Outre les Français, les formations australiennes,peut-être habituées à une telle fournaise (40 degrés à l’ombre le dimanche), ont livré les meilleures prestations.

The Avalanches, collectif originaire de Melbourne, de retour sur disque et sur scène en 2016 après une absence de quinze ans, ont chauffé à blanc la portion la plus âgée du public californien (les quelques trentenaires), à coups de samples fous, de raps et de cowbells vengeresses. Quant à Jagwar Ma, leur son, venu de Sidney mais enregistré en France (cocorico à nouveau), a la bonne idée de regarder le futur du rock dans les yeux, sans y ajouter des poses de faux rebelles.

Le roi Kendrick Lamar

Pendant qu’on s’extasiait sur tous ces « petits » groupes, casqués ou non, chapeautés ou non, guitares ou sampleurs à la main, les trois têtes d’affiche officielles, elles, faisaient le job.
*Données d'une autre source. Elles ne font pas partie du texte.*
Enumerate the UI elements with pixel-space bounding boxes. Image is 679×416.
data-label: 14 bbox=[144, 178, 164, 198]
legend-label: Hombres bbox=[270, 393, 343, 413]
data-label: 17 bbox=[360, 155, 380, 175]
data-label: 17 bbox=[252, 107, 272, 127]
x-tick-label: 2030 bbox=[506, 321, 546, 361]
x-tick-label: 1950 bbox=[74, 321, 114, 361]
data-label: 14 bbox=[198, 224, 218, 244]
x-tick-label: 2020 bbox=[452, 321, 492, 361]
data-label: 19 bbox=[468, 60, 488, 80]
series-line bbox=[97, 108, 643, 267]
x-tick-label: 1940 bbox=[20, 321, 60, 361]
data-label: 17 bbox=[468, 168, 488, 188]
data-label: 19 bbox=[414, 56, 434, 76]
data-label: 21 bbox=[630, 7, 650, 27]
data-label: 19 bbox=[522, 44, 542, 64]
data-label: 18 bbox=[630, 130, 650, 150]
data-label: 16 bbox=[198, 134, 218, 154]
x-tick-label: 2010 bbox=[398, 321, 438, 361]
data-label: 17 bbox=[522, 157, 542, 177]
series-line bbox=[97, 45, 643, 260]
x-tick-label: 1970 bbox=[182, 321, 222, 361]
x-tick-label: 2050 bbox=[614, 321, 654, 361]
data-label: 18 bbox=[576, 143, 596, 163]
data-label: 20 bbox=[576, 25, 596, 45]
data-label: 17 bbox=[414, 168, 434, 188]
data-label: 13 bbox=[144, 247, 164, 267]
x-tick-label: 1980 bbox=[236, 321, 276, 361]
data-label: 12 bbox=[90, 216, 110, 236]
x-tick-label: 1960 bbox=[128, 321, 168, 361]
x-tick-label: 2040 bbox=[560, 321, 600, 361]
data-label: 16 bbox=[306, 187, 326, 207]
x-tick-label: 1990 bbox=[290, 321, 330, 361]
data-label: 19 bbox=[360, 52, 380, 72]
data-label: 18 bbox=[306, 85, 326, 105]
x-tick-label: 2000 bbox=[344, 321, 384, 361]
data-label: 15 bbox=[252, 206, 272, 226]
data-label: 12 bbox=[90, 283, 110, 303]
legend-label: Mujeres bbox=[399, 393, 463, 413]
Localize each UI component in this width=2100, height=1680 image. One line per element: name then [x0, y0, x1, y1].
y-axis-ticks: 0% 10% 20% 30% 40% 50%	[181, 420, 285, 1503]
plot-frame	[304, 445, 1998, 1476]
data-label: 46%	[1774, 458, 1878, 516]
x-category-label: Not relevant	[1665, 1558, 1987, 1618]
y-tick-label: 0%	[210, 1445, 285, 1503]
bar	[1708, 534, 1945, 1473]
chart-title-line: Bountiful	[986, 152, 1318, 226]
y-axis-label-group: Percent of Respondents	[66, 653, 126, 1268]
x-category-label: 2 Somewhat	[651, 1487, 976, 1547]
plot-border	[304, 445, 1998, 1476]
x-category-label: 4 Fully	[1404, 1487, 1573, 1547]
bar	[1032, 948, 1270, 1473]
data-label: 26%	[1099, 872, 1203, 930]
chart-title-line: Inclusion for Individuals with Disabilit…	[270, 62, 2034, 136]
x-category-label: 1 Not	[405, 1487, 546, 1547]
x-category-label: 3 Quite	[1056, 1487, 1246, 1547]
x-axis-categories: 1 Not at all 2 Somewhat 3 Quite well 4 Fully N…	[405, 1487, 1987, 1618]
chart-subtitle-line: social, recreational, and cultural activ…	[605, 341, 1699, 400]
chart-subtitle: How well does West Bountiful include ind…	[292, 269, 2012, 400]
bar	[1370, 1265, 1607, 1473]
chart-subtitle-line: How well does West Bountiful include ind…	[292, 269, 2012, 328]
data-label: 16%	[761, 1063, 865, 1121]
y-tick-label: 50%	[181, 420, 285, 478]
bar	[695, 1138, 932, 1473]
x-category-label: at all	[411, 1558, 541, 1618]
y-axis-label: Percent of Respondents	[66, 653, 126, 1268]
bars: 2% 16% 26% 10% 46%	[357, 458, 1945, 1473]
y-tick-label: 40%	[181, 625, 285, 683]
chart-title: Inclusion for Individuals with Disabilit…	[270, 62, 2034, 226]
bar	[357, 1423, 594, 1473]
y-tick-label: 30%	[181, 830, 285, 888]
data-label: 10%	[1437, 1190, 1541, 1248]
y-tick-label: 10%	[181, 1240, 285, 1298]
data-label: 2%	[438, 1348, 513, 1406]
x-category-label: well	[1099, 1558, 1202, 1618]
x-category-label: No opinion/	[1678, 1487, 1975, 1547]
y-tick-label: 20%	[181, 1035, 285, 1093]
Samedi 22 avril, Lady Gaga, mieux inspirée qu’en première semaine, raflait la mise en termes de densité de population, avec un show cependant moins carré qu’au Super Bowl. La veille, Radiohead avait rectifié les handicapants problèmes techniques du week-end précédent.

Puis, le dimanche au soir, il ne restait plus à la superstar locale, Kendrick Lamar, éclatant, qu’à venir réclamer sa couronne, fort d’un superbe troisième album – DAMN. – déjà un classique après une semaine d’existence. Roi incontesté du week-end, du rap, de la Californie et des ventes d’album, il est désormais seul sur son trône.